Сергей Романенко: Югославия, во-первых, вступила новым государством, потому что партизанам Тито удалось навязать свою власть и, надо сказать, что это был единственный случай во всей Европе, когда партизанское сопротивление победило оккупантов. За исключением освобождения Белграда, о котором было заключено отдельное соглашение в 1944 году, всю остальную территорию Югославии части под командованием Тито освобождали сами, без участия советской армии и без участия американских союзников. Но затем было создано социалистическое государство по советскому образцу и, надо сказать, что и Тито, и его ближайшее окружение тогда были убежденными сталинистами, иначе и быть не могло. Они начали проводить ту политику, которая проводилась свое время в Советском Союзе, не исключая и массовых репрессий. Причем, речь шла не о тех людях, которые запятнали себя сотрудничеством с оккупантами, речь шла о преследовании политических противников. То есть, люди могли быть даже антифашистами, с одной стороны, но, с другой стороны, если они не поддерживали, не разделяли идеи коммунизма, то их тоже ждала печальная участь.


Естественно, что не коммунистические силы не могли прийти к власти, и постепенно, очень быстро власть оказалась полностью в руках коммунистической партии Югославии и ее вождя Иосифа Броз Тито. Что касается советско-югославских отношений в этот период, это был такой короткий момент, когда Тито считался чуть ли не самым близким союзником Сталина, и были такие намеки, что Тито унаследует роль Сталина после его кончины в международном коммунистическом движении. Во время последнего визита в Москву Тито удостоился неслыханной чести: он единственный из всех иностранных гостей был приглашен на трибуну Мавзолея. Но, как выяснилось, это был последний визит Тито в Москву, и больше Сталин и Тито никогда не встречались, а между двумя странами, между двумя партиями стали возникать все более острые противоречия. Это касалось, прежде всего, идеи так называемой Балканской Федерации. То есть, сама идея восходит еще к началу ХХ века, к деятельности Социал-демократической партии Сербии и других южнославянских земель.

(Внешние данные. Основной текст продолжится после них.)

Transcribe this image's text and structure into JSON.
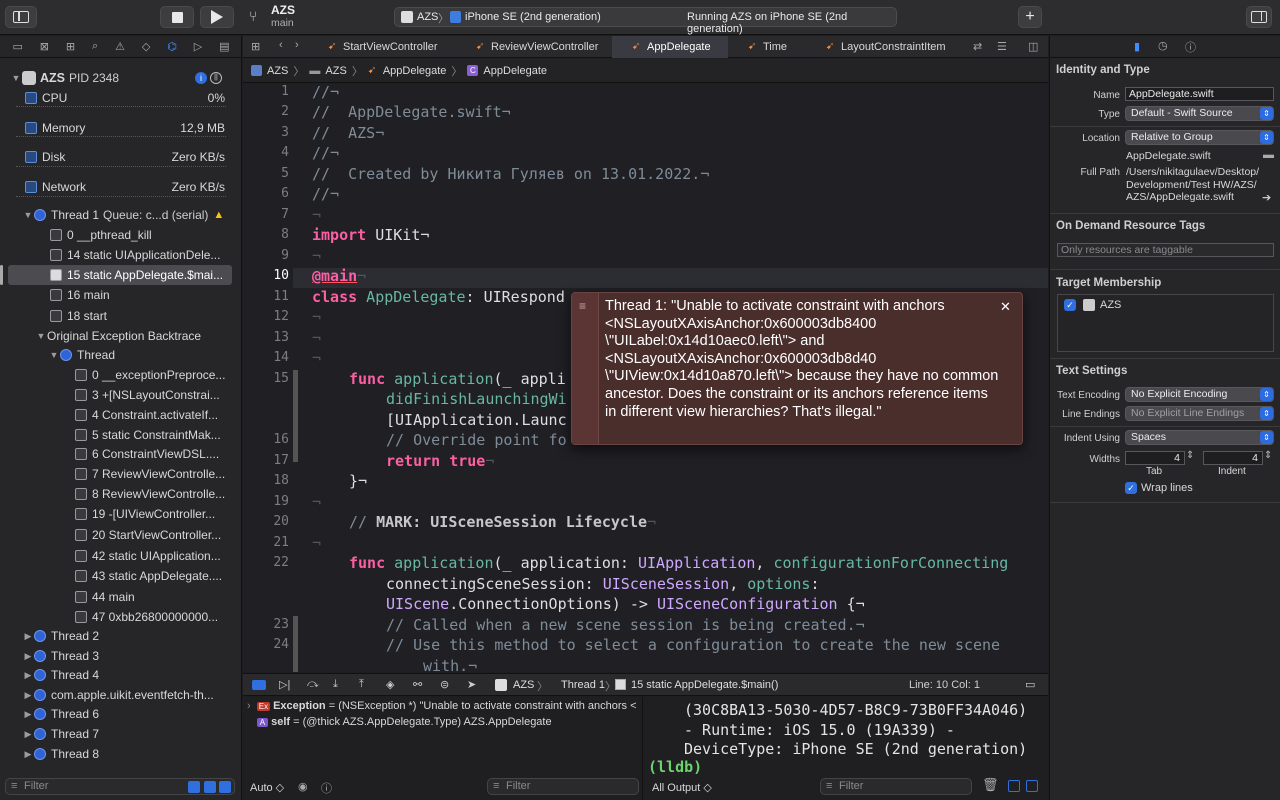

Казалось бы, после победы во Второй мировой войне появилась возможность создать Балканскую коммунистическую федерацию. Тито представлял ее таким образом (причем, не он один был ее сторонником, был ее сторонником и болгарский коммунист Георгий Димитров): прежде всего это объединение Болгарии и Югославии, а затем пошла уже речь и о присоединении к Балканской федерации Албании. Я сейчас не буду вдаваться в подробности, но Сталину и его окружению очень быстро перестала нравиться идея Балканской федерации, потому что создание на Балканах и вообще в Средней Европе сильного и независимого государства по сути дела лишало Советский Союз плодов победы во Второй мировой войне. Потому что, так или иначе, такое государство, исходя из логики, как сейчас принято говорить, геополитики, должно было превратиться в соперника Советского Союза и стать таким буфером между Западной Европой и Советским Союзом.


Кроме того, между Москвой и Белградом нарастали противоречия относительно экономической политики. Могу на память процитировать воспоминания одного из самых известных деятелей тех лет, Владимира Велебита, который дожил до начала нашего века, и в своем интервью, которое было опубликовано и на русском языке, отвечая на вопрос о причинах советско-югославского конфликта, он сказал о том, что Советский Союз пытался управлять промышленностью Югославии, «а на это, - сказал Велебит, - мы, конечно, пойти не могли». Я думаю, что этот момент сохранил свое значение и в последующие годы.



Иван Толстой: Как русская культура на Балканах пережила военный период и с чем она вышла из войны? Или по-другому: молчали ли русские музы в военные годы?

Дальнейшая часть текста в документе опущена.